In commercial lines, California has seen a growing concern over its troubled workers' comp market, Mahrt said. The leading writer of workers' comp insurance is the state fund, which is supposed to be the "insurer of last resort," Mahrt said. The list of 11 certified candidates includes four Democrats--Assemblyman Thomas M. Calderon of Los Angeles; former Insurance Commissioner John Garamendi, who was the state's the first elected commissioner; former State Assemblyman Tom Umberg of Orange County; and Bill Winslow, an attorney/insurance consultant.

Three Republicans are certified to run for their party's nomination: Wes Bannister, an insurance agent and two-time past candidate for the post; Gary Mendoza, who was the head of the Department of Corporations under Gov. Pete Wilson; and Stefan Stitch, an insurance auditor.

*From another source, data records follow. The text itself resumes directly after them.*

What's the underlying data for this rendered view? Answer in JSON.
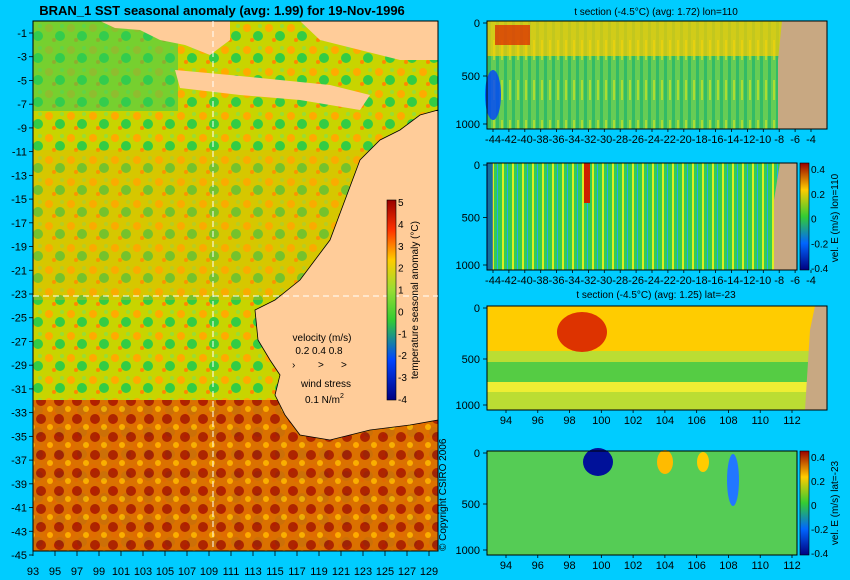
{
  "colors": {
    "background": "#00ccff",
    "land": "#ffcc99",
    "land_section": "#c8a882"
  },
  "map": {
    "title": "BRAN_1 SST seasonal anomaly (avg: 1.99) for 19-Nov-1996",
    "lat_ticks": [
      "-1",
      "-3",
      "-5",
      "-7",
      "-9",
      "-11",
      "-13",
      "-15",
      "-17",
      "-19",
      "-21",
      "-23",
      "-25",
      "-27",
      "-29",
      "-31",
      "-33",
      "-35",
      "-37",
      "-39",
      "-41",
      "-43",
      "-45"
    ],
    "lon_ticks": [
      "93",
      "95",
      "97",
      "99",
      "101",
      "103",
      "105",
      "107",
      "109",
      "111",
      "113",
      "115",
      "117",
      "119",
      "121",
      "123",
      "125",
      "127",
      "129"
    ],
    "colorbar": {
      "label": "temperature seasonal anomaly (°C)",
      "ticks": [
        "5",
        "4",
        "3",
        "2",
        "1",
        "0",
        "-1",
        "-2",
        "-3",
        "-4"
      ]
    },
    "velocity_label": "velocity (m/s)",
    "velocity_scale": "0.2 0.4 0.8",
    "wind_label": "wind stress",
    "wind_scale": "0.1 N/m",
    "wind_exp": "2",
    "copyright": "© Copyright CSIRO 2006"
  },
  "panels": [
    {
      "title": "t section (-4.5°C) (avg: 1.72) lon=110",
      "x_ticks": [
        "-44",
        "-42",
        "-40",
        "-38",
        "-36",
        "-34",
        "-32",
        "-30",
        "-28",
        "-26",
        "-24",
        "-22",
        "-20",
        "-18",
        "-16",
        "-14",
        "-12",
        "-10",
        "-8",
        "-6",
        "-4"
      ],
      "y_ticks": [
        "0",
        "500",
        "1000"
      ]
    },
    {
      "title": "",
      "x_ticks": [
        "-44",
        "-42",
        "-40",
        "-38",
        "-36",
        "-34",
        "-32",
        "-30",
        "-28",
        "-26",
        "-24",
        "-22",
        "-20",
        "-18",
        "-16",
        "-14",
        "-12",
        "-10",
        "-8",
        "-6",
        "-4"
      ],
      "y_ticks": [
        "0",
        "500",
        "1000"
      ],
      "colorbar_label": "vel. E (m/s) lon=110",
      "cb_ticks": [
        "0.4",
        "0.2",
        "0",
        "-0.2",
        "-0.4"
      ]
    },
    {
      "title": "t section (-4.5°C) (avg: 1.25) lat=-23",
      "x_ticks": [
        "94",
        "96",
        "98",
        "100",
        "102",
        "104",
        "106",
        "108",
        "110",
        "112"
      ],
      "y_ticks": [
        "0",
        "500",
        "1000"
      ]
    },
    {
      "title": "",
      "x_ticks": [
        "94",
        "96",
        "98",
        "100",
        "102",
        "104",
        "106",
        "108",
        "110",
        "112"
      ],
      "y_ticks": [
        "0",
        "500",
        "1000"
      ],
      "colorbar_label": "vel. E (m/s) lat=-23",
      "cb_ticks": [
        "0.4",
        "0.2",
        "0",
        "-0.2",
        "-0.4"
      ]
    }
  ],
  "chart_data": [
    {
      "type": "heatmap",
      "title": "BRAN_1 SST seasonal anomaly (avg: 1.99) for 19-Nov-1996",
      "xlim": [
        93,
        130
      ],
      "ylim": [
        -45,
        0
      ],
      "colorbar_range": [
        -4,
        5
      ]
    },
    {
      "type": "heatmap",
      "title": "t section (-4.5°C) (avg: 1.72) lon=110",
      "xlim": [
        -45,
        -3
      ],
      "ylim": [
        1050,
        0
      ]
    },
    {
      "type": "heatmap",
      "title": "",
      "xlim": [
        -45,
        -3
      ],
      "ylim": [
        1050,
        0
      ],
      "colorbar_range": [
        -0.4,
        0.4
      ]
    },
    {
      "type": "heatmap",
      "title": "t section (-4.5°C) (avg: 1.25) lat=-23",
      "xlim": [
        93,
        114
      ],
      "ylim": [
        1050,
        0
      ]
    },
    {
      "type": "heatmap",
      "title": "",
      "xlim": [
        93,
        114
      ],
      "ylim": [
        1050,
        0
      ],
      "colorbar_range": [
        -0.4,
        0.4
      ]
    }
  ]
}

Four third-party candidates have been certified to be on the ballot: Steven A. Klein, a businessman, for the American Independent Party; David Ishmael Sheidlower, an underwriting systems director, for the Green Party; Dale F. Ogden, an insurance consultant/actuary, for the Libertarian party; and Raul Calderon Jr., health researcher and educator, for the Natural Law Party.

Calderon has come under fire by a consumer group for being the only candidate to accept campaign contributions from insurance companies (BestWire, Jan. 23, 2002). According to the Foundation for Taxpayer and Consumer Rights, Calderon has received $1.5 million from insurers, or 57.7% of his total fund-raising of $2.6 million.

The other large fund-raisers are Umberg, who has raised $2.4 million, and Garamendi, who has raised a total of $1.4 million, although neither candidate received money from insurers. As of Feb. 26, Calderon, Umberg and Garamendi were the only three candidates to have raised more than $250,000 for the race, the foundation said.

Calderon has said the contributions won't affect his judgment as an independent commissioner. For instance, he said he is advocating banning insurers' use of credit scoring, a position that insurers disagree with. The 2002 general election will be held Nov. 5th.